NYARC has developed a robust web archiving program that encompasses a range of resources valuable to a diverse field of researchers. Many web archiving issues, including the varied technical and logistical aspects of collection and preservation, have been and continue to be addressed. However, access and use remain significant challenges. As NYARC and other institutions develop strategies to meet their users’ needs, it is vital to know who those researchers are or could be and what they hope to accomplish.
My fellowship at NYARC involved the technical work involved in collecting and preserving web archives, but professional development experiences associated with the fellowship have inspired the direction of this project. During a Continuing Education to Advance Web Archiving (CEDWARC) workshop in the fall, several colleagues raised questions about who is using web archives in their research, and who might be in the future. What obstacles keep researchers from using web archives in their work? The initial step of this project assesses who the users of the web archives like those in the NYARC collections are or might be.
There have been but a few web archives usage surveys, the most recent of which was conducted by Maria-Dorina Costea in 2018. Completed by humanities and social sciences members of the University of Copenhagen community, the findings showed that the community’s general knowledge of web archives and how to use them as a resource was limited. Considering the speed at which the internet grows and changes, and the various ways we adapt to those changes, has the knowledge of web archives changed since that survey? This survey aimed to build on these results, while gathering data from North American users of web archives.
I created an online survey addressing opportunities and obstacles in web archives research to collect quantitative and qualitative information about researchers’ familiarity with and uses of web archives. A different set of questions was provided to participants who had or had not used web archives in their research. In order to collect information from a wide range of researchers, I solicited participation through several specialized listservs. The survey launched on March 4, 2020 and was closed on April 13, 2020.

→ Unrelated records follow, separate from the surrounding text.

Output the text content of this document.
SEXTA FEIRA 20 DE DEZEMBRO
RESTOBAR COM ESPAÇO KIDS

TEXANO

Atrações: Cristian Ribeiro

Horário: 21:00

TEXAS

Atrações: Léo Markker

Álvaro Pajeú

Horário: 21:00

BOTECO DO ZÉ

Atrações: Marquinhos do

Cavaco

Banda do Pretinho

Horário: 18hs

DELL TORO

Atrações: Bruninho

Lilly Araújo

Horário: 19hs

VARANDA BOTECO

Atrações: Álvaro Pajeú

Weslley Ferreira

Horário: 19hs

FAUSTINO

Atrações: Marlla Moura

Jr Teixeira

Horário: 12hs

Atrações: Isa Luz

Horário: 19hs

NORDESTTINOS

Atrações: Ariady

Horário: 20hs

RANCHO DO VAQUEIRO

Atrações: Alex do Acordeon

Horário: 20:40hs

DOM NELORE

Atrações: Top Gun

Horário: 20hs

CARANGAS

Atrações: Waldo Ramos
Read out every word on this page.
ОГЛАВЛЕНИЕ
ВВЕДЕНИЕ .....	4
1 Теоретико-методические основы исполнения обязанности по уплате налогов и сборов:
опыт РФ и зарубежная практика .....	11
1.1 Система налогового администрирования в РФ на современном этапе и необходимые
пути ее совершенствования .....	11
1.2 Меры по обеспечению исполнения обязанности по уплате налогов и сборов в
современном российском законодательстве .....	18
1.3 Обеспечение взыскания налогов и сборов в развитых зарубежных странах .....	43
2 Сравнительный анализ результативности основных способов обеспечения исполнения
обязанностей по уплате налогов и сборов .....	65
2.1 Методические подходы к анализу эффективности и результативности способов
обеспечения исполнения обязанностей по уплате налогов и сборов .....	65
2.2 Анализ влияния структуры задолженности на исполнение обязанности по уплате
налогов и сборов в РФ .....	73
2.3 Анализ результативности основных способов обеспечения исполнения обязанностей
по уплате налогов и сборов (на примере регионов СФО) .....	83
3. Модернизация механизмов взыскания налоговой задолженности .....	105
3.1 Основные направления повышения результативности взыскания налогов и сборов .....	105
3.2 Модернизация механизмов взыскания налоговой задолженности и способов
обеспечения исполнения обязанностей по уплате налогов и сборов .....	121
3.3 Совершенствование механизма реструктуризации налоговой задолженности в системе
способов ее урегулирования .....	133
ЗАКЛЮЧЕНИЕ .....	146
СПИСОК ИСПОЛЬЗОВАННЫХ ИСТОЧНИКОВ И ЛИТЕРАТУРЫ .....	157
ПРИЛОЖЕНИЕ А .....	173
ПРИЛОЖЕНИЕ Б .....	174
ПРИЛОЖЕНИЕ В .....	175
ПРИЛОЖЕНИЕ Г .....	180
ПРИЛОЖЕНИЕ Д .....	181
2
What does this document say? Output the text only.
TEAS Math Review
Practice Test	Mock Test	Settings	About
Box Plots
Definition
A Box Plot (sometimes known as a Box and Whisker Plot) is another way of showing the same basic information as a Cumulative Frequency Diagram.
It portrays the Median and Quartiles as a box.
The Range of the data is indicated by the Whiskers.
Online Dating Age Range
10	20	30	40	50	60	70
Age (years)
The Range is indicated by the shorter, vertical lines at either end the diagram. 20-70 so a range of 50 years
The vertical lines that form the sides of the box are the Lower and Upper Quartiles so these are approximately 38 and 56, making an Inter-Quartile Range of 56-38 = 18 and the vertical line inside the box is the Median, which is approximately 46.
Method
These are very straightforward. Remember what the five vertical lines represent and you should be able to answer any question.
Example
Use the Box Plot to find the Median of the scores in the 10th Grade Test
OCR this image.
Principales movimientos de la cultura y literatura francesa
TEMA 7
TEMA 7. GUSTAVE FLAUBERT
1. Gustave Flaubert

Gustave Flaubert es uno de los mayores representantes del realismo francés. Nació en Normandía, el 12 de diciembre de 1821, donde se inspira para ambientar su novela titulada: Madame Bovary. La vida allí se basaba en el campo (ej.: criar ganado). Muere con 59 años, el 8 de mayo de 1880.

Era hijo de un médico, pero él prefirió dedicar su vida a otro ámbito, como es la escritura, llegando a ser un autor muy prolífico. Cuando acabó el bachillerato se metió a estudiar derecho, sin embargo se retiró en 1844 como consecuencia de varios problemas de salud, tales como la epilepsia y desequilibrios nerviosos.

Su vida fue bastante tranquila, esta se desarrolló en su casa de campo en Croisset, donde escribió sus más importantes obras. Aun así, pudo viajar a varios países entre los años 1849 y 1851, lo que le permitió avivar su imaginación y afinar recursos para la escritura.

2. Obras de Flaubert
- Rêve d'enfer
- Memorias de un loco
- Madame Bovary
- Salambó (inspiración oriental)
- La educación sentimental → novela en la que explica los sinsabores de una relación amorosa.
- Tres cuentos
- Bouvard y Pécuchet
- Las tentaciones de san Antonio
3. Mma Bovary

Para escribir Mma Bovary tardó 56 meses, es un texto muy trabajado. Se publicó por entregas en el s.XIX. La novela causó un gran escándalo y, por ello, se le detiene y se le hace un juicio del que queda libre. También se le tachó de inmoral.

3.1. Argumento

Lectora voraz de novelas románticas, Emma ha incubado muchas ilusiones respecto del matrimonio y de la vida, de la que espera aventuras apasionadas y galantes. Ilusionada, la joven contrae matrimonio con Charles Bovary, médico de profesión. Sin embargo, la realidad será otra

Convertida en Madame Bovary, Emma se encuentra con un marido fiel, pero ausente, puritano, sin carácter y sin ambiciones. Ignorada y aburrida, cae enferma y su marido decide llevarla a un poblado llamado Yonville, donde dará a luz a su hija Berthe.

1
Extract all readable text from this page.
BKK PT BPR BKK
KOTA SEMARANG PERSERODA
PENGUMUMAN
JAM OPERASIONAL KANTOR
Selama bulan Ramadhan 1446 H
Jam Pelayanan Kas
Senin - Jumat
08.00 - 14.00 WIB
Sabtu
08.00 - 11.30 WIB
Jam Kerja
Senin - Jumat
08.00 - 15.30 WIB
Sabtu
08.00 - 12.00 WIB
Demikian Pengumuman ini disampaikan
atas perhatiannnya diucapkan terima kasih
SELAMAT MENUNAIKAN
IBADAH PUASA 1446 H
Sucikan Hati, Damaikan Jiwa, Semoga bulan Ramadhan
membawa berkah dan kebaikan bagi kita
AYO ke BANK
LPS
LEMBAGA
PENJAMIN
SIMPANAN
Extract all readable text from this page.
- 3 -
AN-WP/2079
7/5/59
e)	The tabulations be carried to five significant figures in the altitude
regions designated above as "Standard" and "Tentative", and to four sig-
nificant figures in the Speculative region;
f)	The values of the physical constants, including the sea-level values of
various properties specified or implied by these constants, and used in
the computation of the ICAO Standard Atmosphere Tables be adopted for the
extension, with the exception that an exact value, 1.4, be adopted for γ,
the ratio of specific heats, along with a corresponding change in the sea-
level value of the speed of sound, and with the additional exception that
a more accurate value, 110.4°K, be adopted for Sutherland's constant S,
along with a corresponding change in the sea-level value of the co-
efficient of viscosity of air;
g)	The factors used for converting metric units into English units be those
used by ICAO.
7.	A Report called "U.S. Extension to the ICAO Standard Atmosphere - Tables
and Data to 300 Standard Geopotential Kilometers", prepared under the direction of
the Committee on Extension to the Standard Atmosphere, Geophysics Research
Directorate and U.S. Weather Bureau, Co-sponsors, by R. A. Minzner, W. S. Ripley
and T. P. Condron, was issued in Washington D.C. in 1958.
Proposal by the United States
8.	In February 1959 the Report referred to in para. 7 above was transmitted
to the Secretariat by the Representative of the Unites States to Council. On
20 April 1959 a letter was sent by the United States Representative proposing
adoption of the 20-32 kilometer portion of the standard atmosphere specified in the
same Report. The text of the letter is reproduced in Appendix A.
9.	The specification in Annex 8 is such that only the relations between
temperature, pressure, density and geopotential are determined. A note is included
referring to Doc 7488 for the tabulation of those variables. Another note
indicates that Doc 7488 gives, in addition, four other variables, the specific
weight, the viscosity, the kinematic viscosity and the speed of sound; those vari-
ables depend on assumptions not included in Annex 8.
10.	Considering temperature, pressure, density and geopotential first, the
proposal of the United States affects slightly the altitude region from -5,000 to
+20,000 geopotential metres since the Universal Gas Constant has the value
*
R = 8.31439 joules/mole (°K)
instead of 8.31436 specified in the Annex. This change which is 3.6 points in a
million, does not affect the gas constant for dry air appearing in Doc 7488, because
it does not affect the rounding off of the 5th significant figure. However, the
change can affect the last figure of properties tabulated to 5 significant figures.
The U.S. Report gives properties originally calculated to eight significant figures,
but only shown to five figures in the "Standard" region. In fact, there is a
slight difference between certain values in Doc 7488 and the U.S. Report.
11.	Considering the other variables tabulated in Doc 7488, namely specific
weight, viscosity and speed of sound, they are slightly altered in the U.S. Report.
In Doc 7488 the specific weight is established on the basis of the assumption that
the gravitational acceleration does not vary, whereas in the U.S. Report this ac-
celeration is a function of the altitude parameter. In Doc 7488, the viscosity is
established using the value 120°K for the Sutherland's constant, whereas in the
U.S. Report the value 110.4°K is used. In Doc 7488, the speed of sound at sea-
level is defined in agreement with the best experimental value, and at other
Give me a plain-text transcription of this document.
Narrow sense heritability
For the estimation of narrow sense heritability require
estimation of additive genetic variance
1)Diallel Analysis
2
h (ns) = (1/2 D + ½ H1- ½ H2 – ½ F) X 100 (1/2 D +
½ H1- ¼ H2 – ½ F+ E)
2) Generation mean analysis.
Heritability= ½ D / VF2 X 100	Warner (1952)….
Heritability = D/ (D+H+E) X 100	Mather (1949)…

To evaluate the resulting data for how researchers are or are not using web archives in their work, I employed descriptive statistical analysis of the quantitative data, processing the data and creating visualizations of the results. In analyzing the qualitative data, I employed emergent-category coding to determine common themes among short-answer responses.
A total of 66 participants completed the survey to some degree, with few participants opting not to answer some questions. Because of my involvement in the library and archives field, many of the listservs with which I shared the survey are related to that field. This likely explains why the majority of participants, 40 of 66 (about 61%) indicated their current area of research is in library and information science, with responses from the fields of art history, digital humanities, computer science, and others as well. The majority of respondents categorized their current roles as librarians/archivists (27 of 66, or about 41%), with a similar number as students (22 masters and 4 PhD). Most participants were between 18 and 39 years of age (48 out of 65, or about 74%).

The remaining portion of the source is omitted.